A woman seated in an office having a one-on-one meeting with a female employee.
In your one-on-one meeting with the employee, structure the conversation to learn more about why they are missing their performance targets. — Getty Images/10'000 Hours

A performance improvement plan (PIP) is a structured plan that is designed to support employees who are experiencing difficulty meeting performance standards and expectations. A PIP gives you and the employee a chance to work together to identify ways they can meet expectations.

Rather than viewing these plans as a punishment, it is important that employers and employees regard a PIP as an avenue for collaboratively removing barriers to achieve improved performance.
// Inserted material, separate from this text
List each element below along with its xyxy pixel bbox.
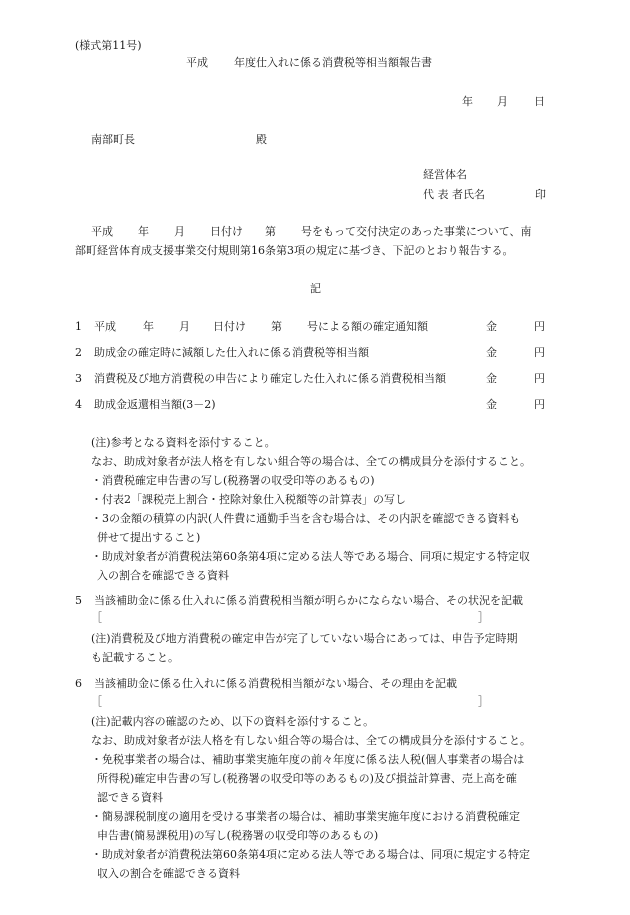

With this in mind, here are some tips for managing an employee through their performance improvement road map.

Start by sitting down with the employee

A performance plan can be a helpful tool for both the manager (or business owner) and the employee. By kicking off the process with a dialogue about what’s working and what isn’t, both parties can be in agreement about the next steps. During the meeting, structure the conversation to learn more about why the employee is missing their performance targets.

“A PIP should include an element of self-reflection for the leader writing it, too. Before creating a PIP, leaders should check that their own actions haven’t inadvertently led to this moment,” wrote BetterUp.

This meeting is also the time to find the root causes of the problem. Keep in mind that the lack of productivity you’re seeing may not be the result of laziness or disengagement. It could be that an employee doesn’t have the right training, is dealing with a personal issue, or is getting distracted by other tasks. Allow your employee to describe why they think they aren’t performing to your standard.

[Read more: How to Talk to an Employee About Poor Performance]

Set clear and achievable goals

Next, make sure you both agree as far as the outcome of the PIP. How does the employee define success at the end of the evaluation period?

It helps to set one “big” goal in the PIP and then break down smaller outcomes that let the employee know that they’re on track. For example, your big goal could be that the employee is making a certain number of sales calls per week. An incremental goal could be to build a call list by week one.

The goals you set should be as transparent and clear as possible and tied to a specific time frame. Make sure goals are realistic, too, so that it doesn’t seem like you’re pushing the employee out the door.

It helps to set one 'big' goal in the PIP and then break down smaller outcomes that let the employee know that they’re on track.

Communicate and check in regularly

A PIP isn’t a set-it-and-forget-it exercise. It’s possible the employee will still struggle to hit their targets. Manage this probability by creating an open flow of communication and checking in regularly to see how you can support the employee.

“The goal of a PIP is to help employees to reach certain objectives, but it's just as important how they get there. Having them burnt-out or lacking in different aspects after ‘completing’ a PIP won't get you anywhere,” wrote Perkbox.

Schedule moments throughout the PIP timeline to evaluate how things are going. Work with the person’s direct manager to make sure that the lines of communication are open. The employee should feel like they can freely discuss any obstacles that come up.

[Read more: What Is a Performance Improvement Plan (PIP)?]

Clarify the consequences of missed targets

The PIP should be a positive experience for everyone involved. Remember, it is an opportunity to help your team work better. However, there are unfortunate repercussions if your employee still can’t meet the desired outcomes.

“There needs to be pre-defined, clear and transparent consequences outlined at the beginning of the PIP process,” wrote PeopleGoal.

If there’s incremental improvement but not to the standard you’d hoped for, the next step is to discuss options such as further training or perhaps even reassignment. In the worst-case scenario, you may need to let this person go. The final step in a performance plan is to discuss what worked, what didn’t, and what can be done to move forward amicably.